La petite fille de M. Linh 102

La nuit tombe. Monsieur Linh assis sur son lit a pris son enfant dans ses bras. Il la berce. La femme en blanc revient et lui fait comprendre qu’il faut la suivre. Elle marche vite. Le vieil homme trottine derrière elle, empêtré dans les pans de la robe de chambre qui s’ouvrent et se rabattent sans cesse.

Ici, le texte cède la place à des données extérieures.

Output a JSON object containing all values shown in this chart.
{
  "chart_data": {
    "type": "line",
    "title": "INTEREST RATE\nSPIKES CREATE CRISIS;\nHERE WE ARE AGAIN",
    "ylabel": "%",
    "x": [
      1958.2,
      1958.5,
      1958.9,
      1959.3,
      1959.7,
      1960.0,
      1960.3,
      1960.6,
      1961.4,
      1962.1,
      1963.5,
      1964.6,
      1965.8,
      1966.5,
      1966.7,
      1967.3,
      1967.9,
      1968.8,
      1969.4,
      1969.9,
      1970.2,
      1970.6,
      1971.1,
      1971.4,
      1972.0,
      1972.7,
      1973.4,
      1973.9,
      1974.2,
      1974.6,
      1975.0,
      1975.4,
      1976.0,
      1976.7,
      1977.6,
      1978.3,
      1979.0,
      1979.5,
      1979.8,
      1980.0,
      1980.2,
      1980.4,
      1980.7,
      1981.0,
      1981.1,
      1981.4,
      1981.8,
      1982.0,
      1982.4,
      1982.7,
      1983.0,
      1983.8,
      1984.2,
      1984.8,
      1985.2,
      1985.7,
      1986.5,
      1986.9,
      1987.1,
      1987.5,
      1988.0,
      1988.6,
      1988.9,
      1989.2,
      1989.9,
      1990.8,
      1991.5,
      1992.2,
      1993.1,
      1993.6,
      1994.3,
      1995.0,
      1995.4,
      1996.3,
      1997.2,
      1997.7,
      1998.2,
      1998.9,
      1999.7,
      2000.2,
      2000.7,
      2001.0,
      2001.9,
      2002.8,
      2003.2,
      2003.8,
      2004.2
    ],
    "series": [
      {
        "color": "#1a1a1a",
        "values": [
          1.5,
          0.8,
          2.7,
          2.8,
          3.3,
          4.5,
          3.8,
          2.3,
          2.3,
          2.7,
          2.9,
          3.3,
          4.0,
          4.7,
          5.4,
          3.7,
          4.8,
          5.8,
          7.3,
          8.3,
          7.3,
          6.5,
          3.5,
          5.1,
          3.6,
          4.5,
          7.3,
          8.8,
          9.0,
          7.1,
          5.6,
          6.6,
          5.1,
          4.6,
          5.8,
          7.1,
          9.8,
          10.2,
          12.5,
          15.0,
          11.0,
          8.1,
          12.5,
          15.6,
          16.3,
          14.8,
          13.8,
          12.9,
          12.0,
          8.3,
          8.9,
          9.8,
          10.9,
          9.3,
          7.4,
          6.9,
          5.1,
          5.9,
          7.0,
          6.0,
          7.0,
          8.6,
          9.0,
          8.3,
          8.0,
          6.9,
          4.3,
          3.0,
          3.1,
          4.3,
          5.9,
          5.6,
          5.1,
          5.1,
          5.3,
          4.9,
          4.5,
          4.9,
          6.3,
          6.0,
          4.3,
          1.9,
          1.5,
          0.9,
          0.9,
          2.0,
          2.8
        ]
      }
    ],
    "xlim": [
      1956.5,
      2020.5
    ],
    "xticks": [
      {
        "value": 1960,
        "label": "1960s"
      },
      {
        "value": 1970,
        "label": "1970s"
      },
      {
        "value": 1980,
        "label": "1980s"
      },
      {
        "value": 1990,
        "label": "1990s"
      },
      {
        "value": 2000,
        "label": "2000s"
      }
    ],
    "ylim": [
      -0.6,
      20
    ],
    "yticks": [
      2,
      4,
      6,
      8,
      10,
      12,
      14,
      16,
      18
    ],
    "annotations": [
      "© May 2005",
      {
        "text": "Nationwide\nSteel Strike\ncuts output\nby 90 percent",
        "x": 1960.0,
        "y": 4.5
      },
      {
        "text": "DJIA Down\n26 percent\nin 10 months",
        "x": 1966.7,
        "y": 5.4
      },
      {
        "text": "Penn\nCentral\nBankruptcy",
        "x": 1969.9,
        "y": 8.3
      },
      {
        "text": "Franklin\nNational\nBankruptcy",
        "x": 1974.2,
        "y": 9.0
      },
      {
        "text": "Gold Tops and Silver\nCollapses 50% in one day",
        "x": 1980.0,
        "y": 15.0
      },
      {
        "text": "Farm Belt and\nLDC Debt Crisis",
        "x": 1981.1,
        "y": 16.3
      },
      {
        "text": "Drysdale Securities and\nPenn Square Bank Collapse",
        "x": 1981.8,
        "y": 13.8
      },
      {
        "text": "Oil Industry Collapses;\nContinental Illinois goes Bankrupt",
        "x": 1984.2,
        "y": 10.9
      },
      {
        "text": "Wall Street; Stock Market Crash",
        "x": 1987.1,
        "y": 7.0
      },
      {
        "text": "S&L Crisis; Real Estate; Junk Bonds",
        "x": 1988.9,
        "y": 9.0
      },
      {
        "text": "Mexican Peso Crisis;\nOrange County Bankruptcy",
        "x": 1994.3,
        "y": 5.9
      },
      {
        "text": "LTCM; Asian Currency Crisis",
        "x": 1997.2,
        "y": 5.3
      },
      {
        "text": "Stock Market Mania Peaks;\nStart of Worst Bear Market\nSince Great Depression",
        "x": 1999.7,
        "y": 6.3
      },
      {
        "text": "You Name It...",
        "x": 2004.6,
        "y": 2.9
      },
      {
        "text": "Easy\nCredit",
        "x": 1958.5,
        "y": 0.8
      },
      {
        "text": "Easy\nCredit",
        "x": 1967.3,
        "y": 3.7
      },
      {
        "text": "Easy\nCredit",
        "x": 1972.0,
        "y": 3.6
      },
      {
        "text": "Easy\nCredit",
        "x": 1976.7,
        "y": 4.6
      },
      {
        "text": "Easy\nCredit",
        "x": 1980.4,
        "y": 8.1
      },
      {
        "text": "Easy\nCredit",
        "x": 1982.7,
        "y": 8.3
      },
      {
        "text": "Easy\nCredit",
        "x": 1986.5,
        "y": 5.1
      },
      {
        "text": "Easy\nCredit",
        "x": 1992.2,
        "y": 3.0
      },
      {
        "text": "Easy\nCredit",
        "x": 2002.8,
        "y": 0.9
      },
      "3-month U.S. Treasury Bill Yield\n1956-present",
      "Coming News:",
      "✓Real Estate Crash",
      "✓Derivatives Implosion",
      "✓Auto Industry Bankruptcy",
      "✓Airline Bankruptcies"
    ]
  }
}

Ils passent par quantité de couloirs et d’escaliers pour arriver enfin dans une grande salle. Il y a là environ une trentaine de tables, et autour de ces tables, occupés à manger une soupe, des dizaines et des dizaines de femmes et d’hommes, âgés, revêtus uniformément de la même robe de chambre bleue.
La femme en blanc accompagne Monsieur Linh jusqu’à une place libre. Il s’assied entre deux hommes. Face à lui, deux autres hommes qui entourent une femme. Aucun ne lève les yeux lorsqu’il s’installe. On lui apporte une assiette de soupe. Sang diû est sur ses genoux. Il place la serviette autour de son cou, mais l’enfant est comme lui, elle ne semble pas avoir très faim: la soupe coule de ses lèvres et glisse sur son menton. Monsieur Linh l’essuie, recommence et, pour montrer l’exemple à la petite, il en avale lui-même quelques cuillères.
Les autres convives ne lui prêtent pas attention. Ils ne regardent rien. Certains ont la tête penchée sur leur assiette. D’autres ont les yeux perdus vers un point très éloigné de la salle. Quelques-uns ont le visage en proie à un perpétuel tremblement et se barbouillent de soupe. Aucun ne parle. C’est
un étrange silence. On n’entend que le bruit des cuillères contre les assiettes, les chuintements des bouches, parfois des éternuements. Rien de plus.
Monsieur Linh repense au dortoir, aux femmes moqueuses, à leurs maris joueurs, aux enfants bruyants. Il se surprend à les regretter, à regretter ces familles qui parlaient sa langue, même si elles ne s’adressaient pour ainsi dire jamais à lui. Mais au moins, il vivait encore dans la musique des mots de son pays, dans leur belle mélopée aiguë et nasillarde. Tout cela est loin. Pourquoi lui faut-il donc s’éloigner de tant de choses? Pourquoi la fin de sa vie n’est-elle que disparition, mort, enfouissement?